McDonald's looks to regain its sales moxie thanks, in part, to an application that automatically beams offers, coupons and promotions straight to customers' smartphones. The Piper app activates as soon as someone enters a restaurant, and these McDonald's beacons send relevant information directly to a smartphone.
The technology has been in place in a few restaurants since October 2014, and so far, the program is a success. The restaurant chain claims participating stores sold up to 8 percent more chicken sandwiches and 7.5 percent more chicken nuggets in October than in September. More than 18,000 offers sent by the Piper app were redeemed.
If true, these sales figures show that McDonald's beacons appear to be working. The app boosts the chain's revenue among customers in their 20s and 30s who use smartphone apps to make buying decisions. The Piper app works in 17 stores owned by Jack Pezold in Columbus, Ga. Pezold believes these beacons allow the restaurants to target promotions based on an individual customer's preferences.
The Piper app, called iBeacon for Apple iPhones and iPads, sends notification links to customers as soon as they enter the premises. If customers accept the invitation to download the app, the beacon sends customized links to a restaurant's website, directs customers to a Yelp page, downloads social media content or shows individuals relevant photos and videos. The beacon app works two ways because people who download the software to a smartphone allow the iBeacon to access analytics and history on a customer's phone.
For restaurant owners with table service, imagine showing customers an order form as soon as they walk in the door. Patrons can then place an order while they wait to be seated, even before a server gets to the table. The beauty of this Piper app, and services like it, is that it saves time and money by making restaurants more efficient without a significant upgrade to software or infrastructure.
This app can be a relatively inexpensive way for the fast food chain to revive its sales.
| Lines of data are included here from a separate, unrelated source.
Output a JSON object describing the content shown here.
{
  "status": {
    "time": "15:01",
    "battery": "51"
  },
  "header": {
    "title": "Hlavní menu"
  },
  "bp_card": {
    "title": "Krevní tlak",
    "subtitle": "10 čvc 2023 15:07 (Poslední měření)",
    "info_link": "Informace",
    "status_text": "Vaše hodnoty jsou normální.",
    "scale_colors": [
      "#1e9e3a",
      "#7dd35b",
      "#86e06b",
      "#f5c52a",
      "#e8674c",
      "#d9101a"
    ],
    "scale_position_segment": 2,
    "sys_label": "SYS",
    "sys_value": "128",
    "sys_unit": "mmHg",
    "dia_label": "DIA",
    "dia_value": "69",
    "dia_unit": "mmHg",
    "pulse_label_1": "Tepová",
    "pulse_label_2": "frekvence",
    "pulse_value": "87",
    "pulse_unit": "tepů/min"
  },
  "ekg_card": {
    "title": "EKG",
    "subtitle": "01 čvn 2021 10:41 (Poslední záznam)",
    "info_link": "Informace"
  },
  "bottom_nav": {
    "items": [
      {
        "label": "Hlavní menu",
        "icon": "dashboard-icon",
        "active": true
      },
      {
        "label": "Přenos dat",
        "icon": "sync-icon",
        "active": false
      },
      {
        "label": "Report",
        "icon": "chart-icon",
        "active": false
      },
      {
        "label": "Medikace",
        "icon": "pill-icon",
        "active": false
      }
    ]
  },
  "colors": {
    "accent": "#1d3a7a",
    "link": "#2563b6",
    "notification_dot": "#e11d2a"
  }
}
In August 2014, sales for McDonald's worldwide fell the most in a single month since February 2003. Supplier controversies and a failure to capture younger consumers looking for better food choices led to the decline in sales. A sales uptick from smartphone technology gives the once-vaunted chain a beacon of hope amid stiff competition from restaurants such as SUBWAY.
Many businesses already have an iPad or tablet device in the store. If a simple app can send and receive data to and from customers, with their permission, companies can gain the upper hand in earning more consumer dollars. Wireless technology is already ubiquitous; all stores need to do is download the right app.
The key to earning more sales is customization. This kind of sales tactic works for online retailers, additive manufacturing and made-to-order restaurant food. Thanks to the Piper app, fast food restaurants and other merchants have the ultimate tool to collect information from prospective customers. All you need is to get consumers to download the app when they enter the building.